10/21/2011
In the November issue of The American Conservative, I have a lengthy review of Steven Pinker’s new book. Subscribers can read my review online, or you can buy a paper copy of the magazine at a newsstand for money (a remarkable concept, I realize).
Here is a small excerpt:
Disorder is a dauntingly vast topic. So, we are lucky that Pinker, a Harvard cognitive scientist whose 2002 work The Blank Slate may have been the outstanding book of the last decade, has turned his abundant energy and intelligence to understanding violence. No reductionist, Pinker attributes what he sees as the slow retreat from violence to "six trends" interacting with "five inner demons," "four better angels," and "five historical forces."
These 20 factors — ranging from the rise of Leviathan to the expansion of empathy and rationality — aren’t really enough to explain trends in violence, but they're certainly a start. And I can’t think of anybody who could have done a better job. Pinker’s range is extraordinary. For instance, The Better Angels of Our Nature includes the best introduction to brain anatomy that I've read. (And Pinker isn’t even all that terribly impressed by fashionable fMRI scans.) Yet, his touch is light. He sums up the research on why marriage makes men behave better with Johnny Cash’s definitive explanatory couplet: "Because you're mine, I walk the line."

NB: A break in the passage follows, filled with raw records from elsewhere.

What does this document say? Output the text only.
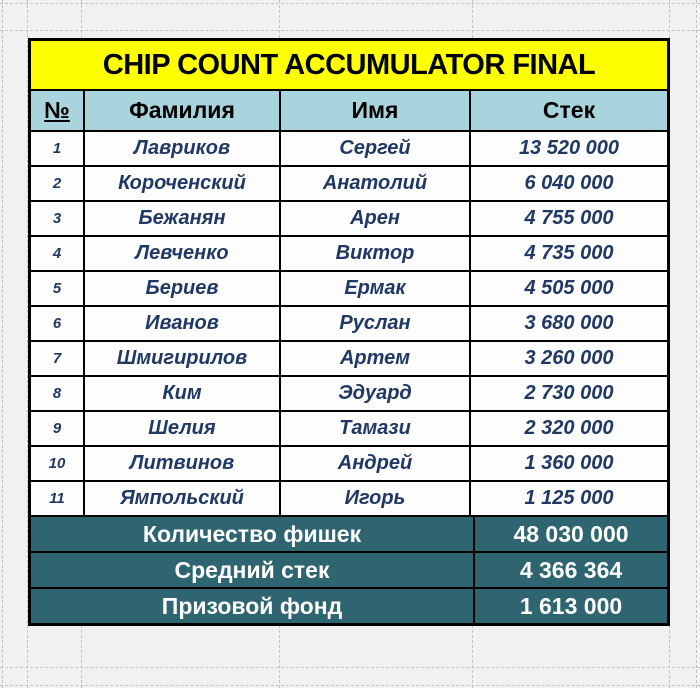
CHIP COUNT ACCUMULATOR FINAL
№	Фамилия	Имя	Стек
1	Лавриков	Сергей	13 520 000
2	Короченский	Анатолий	6 040 000
3	Бежанян	Арен	4 755 000
4	Левченко	Виктор	4 735 000
5	Бериев	Ермак	4 505 000
6	Иванов	Руслан	3 680 000
7	Шмигирилов	Артем	3 260 000
8	Ким	Эдуард	2 730 000
9	Шелия	Тамази	2 320 000
10	Литвинов	Андрей	1 360 000
11	Ямпольский	Игорь	1 125 000
Количество фишек	48 030 000
Средний стек	4 366 364
Призовой фонд	1 613 000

(And, in case you are wondering, yes, Pinker eventually does quote Edwin Starr’s 1970 Motown hit single: "War! Huh, yeah, what is it good for?" Being Pinker, he presents a long list of the pragmatic uses of war, while remaining in emotional harmony with Starr’s sentiment: "Absolutely nothing!")

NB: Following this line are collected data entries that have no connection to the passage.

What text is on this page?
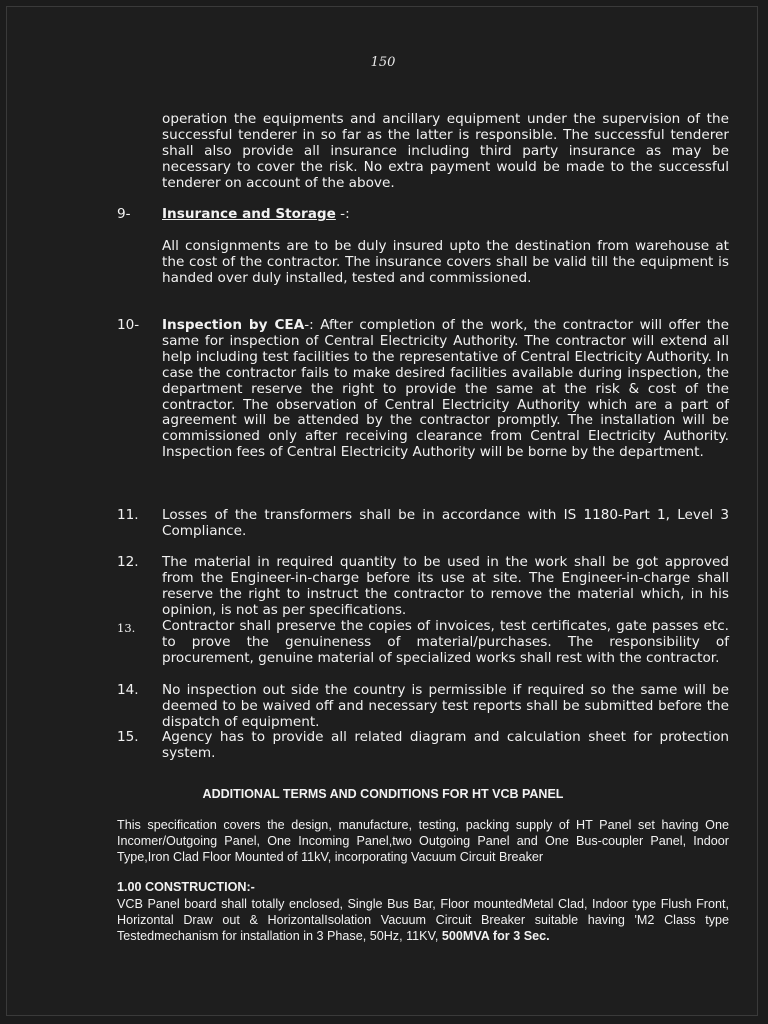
150
operation the equipments and ancillary equipment under the supervision of the successful tenderer in so far as the latter is responsible. The successful tenderer shall also provide all insurance including third party insurance as may be necessary to cover the risk. No extra payment would be made to the successful tenderer on account of the above.
9- Insurance and Storage -:
All consignments are to be duly insured upto the destination from warehouse at the cost of the contractor. The insurance covers shall be valid till the equipment is handed over duly installed, tested and commissioned.
10- Inspection by CEA-: After completion of the work, the contractor will offer the same for inspection of Central Electricity Authority. The contractor will extend all help including test facilities to the representative of Central Electricity Authority. In case the contractor fails to make desired facilities available during inspection, the department reserve the right to provide the same at the risk & cost of the contractor. The observation of Central Electricity Authority which are a part of agreement will be attended by the contractor promptly. The installation will be commissioned only after receiving clearance from Central Electricity Authority. Inspection fees of Central Electricity Authority will be borne by the department.
11. Losses of the transformers shall be in accordance with IS 1180-Part 1, Level 3 Compliance.
12. The material in required quantity to be used in the work shall be got approved from the Engineer-in-charge before its use at site. The Engineer-in-charge shall reserve the right to instruct the contractor to remove the material which, in his opinion, is not as per specifications.
13. Contractor shall preserve the copies of invoices, test certificates, gate passes etc. to prove the genuineness of material/purchases. The responsibility of procurement, genuine material of specialized works shall rest with the contractor.
14. No inspection out side the country is permissible if required so the same will be deemed to be waived off and necessary test reports shall be submitted before the dispatch of equipment.
15. Agency has to provide all related diagram and calculation sheet for protection system.
ADDITIONAL TERMS AND CONDITIONS FOR HT VCB PANEL
This specification covers the design, manufacture, testing, packing supply of HT Panel set having One Incomer/Outgoing Panel, One Incoming Panel,two Outgoing Panel and One Bus-coupler Panel, Indoor Type,Iron Clad Floor Mounted of 11kV, incorporating Vacuum Circuit Breaker
1.00 CONSTRUCTION:-
VCB Panel board shall totally enclosed, Single Bus Bar, Floor mountedMetal Clad, Indoor type Flush Front, Horizontal Draw out & HorizontalIsolation Vacuum Circuit Breaker suitable having 'M2 Class type Testedmechanism for installation in 3 Phase, 50Hz, 11KV, 500MVA for 3 Sec.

For the parts of my review where I critique Better Angels, well, you can read the review.
A few points: the topic of violence is gigantic and Pinker’s book is remarkably thorough. So, don’t assume that Pinker hasn’t considered, at length, the various counter-arguments. My galley copy is festooned with my notes to myself in the margin like: "A-ha! P. is ignoring X. That undermines his whole argument." But then, 400 pages later, Pinker writes something like, "You have probably noticed that so far I haven’t mentioned X, which might seem to undermine my whole argument. But, I have seven responses to X."

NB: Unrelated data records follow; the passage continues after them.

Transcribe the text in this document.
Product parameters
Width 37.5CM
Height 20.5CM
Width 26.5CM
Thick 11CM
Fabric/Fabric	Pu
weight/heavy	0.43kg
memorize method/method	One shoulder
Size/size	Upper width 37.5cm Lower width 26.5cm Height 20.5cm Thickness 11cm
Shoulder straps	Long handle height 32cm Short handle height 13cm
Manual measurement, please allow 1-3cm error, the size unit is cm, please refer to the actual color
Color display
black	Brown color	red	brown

Second, even though my American Conservative review is about 3,000 words long, I wound up having to leave out lots of good stuff. Some of it then went into my new Taki’s Magazine column comparing Pinker’s book on violence to Pat Buchanan’s Suicide of a Superpower in light of the violent homicide of Col. Kathafi.
Third, Graham Siebert has a good review of Pinker’s book at Amazon.